Commentators offer two perspectives: 1) that this was a greeting performed in coordination with the liturgical rites of the church (i.e., the Lord's Supper); 2) it was simply a standard greeting performed at normal greeting times. Favoring the latter is the point that in the Jewish and Greco-Roman world, a kiss was used as "a form of social respect" used to greet other parties. [Dunn, Romans commentary, 898; Black, 212].
Were there restrictions on who could do this?
In other words, was it only "boy with boy" and "girl with girl"? What little data we have suggests that it was not. The fourth century Apostolic Constitutions indicates a restriction to the practice, to only the same gender; this may indicate that prior practice was different -- or that it had been abused.
A hint may come from the Hellenistic-Jewish document Joseph and Aseneth [Collins, 1 Cor. commentary, 612] in which Joseph refuses to kiss the priestess Aseneth in greeting while she is still a pagan, but once she becomes a Jew he does so. If this is any model, then the destruction of social distinctions ("neither male nor female"), and the purity rendered onto each believer by fellowship with Christ, suggests that the greeting was exchanged between all.
So I can go up to pastor on Sunday and plant a big one, right?
I include this only because there is that ty critic here and there who says that this naturally follows, but the changes in the social world -- matters of honor; our obsession with the sexual -- mean that translations that render this, i.e., "Have a handshake all around" have the right idea.

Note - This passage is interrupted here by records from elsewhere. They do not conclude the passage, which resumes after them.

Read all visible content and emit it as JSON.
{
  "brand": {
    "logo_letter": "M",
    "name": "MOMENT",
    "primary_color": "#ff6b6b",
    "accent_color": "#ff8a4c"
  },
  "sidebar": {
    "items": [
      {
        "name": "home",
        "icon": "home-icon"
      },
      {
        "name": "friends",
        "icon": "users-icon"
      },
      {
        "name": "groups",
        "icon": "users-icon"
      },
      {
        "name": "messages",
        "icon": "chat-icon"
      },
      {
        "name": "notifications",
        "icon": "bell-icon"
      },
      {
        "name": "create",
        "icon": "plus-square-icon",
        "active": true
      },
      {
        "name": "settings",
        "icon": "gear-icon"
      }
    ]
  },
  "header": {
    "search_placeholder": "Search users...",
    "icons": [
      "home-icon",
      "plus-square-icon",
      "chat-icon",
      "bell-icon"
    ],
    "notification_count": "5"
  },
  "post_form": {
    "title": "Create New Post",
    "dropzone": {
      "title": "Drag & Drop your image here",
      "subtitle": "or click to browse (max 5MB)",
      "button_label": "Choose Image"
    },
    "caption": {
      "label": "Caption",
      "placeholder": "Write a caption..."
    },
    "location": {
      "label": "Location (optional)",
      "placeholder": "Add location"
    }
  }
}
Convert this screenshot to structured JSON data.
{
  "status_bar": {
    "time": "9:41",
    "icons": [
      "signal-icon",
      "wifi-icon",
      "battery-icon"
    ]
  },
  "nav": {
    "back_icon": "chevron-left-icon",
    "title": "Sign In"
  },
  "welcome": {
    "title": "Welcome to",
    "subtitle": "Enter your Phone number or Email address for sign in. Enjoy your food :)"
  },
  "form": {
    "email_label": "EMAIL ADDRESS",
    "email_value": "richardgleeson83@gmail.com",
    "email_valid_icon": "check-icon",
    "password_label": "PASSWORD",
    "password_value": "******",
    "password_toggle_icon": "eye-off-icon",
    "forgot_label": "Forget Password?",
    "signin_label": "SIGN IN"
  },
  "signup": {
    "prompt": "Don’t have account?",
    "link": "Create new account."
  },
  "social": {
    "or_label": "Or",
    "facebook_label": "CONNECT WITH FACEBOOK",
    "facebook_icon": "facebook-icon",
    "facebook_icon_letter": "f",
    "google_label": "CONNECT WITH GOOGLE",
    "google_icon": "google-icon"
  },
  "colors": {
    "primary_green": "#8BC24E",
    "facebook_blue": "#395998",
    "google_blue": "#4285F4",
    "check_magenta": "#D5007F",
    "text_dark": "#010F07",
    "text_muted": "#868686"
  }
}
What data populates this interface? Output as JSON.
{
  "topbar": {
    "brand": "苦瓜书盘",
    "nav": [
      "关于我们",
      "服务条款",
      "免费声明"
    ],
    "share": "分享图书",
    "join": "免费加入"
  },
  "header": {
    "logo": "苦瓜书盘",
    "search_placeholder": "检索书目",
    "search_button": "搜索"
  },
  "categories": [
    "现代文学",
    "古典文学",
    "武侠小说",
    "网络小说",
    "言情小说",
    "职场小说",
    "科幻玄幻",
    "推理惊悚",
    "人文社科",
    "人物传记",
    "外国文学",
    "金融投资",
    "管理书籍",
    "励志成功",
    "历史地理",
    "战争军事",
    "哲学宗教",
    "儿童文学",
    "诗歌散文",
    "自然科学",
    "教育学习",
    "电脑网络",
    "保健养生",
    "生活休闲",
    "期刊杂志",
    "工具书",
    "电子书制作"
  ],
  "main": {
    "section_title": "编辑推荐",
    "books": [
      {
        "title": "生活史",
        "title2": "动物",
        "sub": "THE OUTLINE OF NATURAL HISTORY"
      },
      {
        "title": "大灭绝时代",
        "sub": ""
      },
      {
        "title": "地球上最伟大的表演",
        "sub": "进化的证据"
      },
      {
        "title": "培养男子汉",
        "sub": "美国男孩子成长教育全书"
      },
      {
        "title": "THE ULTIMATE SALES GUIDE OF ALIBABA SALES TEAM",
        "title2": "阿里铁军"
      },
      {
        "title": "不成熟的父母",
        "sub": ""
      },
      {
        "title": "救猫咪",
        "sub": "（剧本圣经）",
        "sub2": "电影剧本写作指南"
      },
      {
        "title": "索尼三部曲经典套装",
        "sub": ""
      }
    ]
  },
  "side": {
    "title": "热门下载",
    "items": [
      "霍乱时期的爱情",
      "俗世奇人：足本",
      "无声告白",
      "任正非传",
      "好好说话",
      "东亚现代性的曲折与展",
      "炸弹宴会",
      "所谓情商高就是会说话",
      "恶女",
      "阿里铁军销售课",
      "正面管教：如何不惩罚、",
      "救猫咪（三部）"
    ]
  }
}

A reader has added some notes of interest:
Just thought you might find it interesting that even today, in many non-western cultures that do not share "our obsession with the sexual", greeting one another with a kiss is still a common practice. So for example, throughout Russia, Greece, Romania, and the Middle East, it is quite common to see Orthodox Christians greet each other with a kiss - not a big smacker on the lips, mind you, but a light kiss on each cheek. As you say, it's merely the equivalent of a handshake - nothing sexual about it.
Likewise, throughout many regions of Africa, it is very common for people of the same sex (both Christians and non-Christians) to hold hands. Again, nothing sexual about it, just a way of showing friendship. It's really a shame that people in this country are so obsessed with sex that they assume that every other culture in the world (and throughout history) is as well.
I also wanted to mention, regarding the perspective "that this was a greeting performed in coordination with the liturgical rites of the church (i.e., the Lord's Supper)", that, at least in the Orthodox Church, this is still a part of the Liturgy. In the ancient Church, the "Kiss of Peace" took place among all the faithful of the congregation. Again, it consisted of a light kiss on each cheek. In the Orthodox Church today, the Kiss of Peace only occurs between the clergy during the Liturgy in 99% of the churches, although there are a few that still practice it throughout the entire congregation.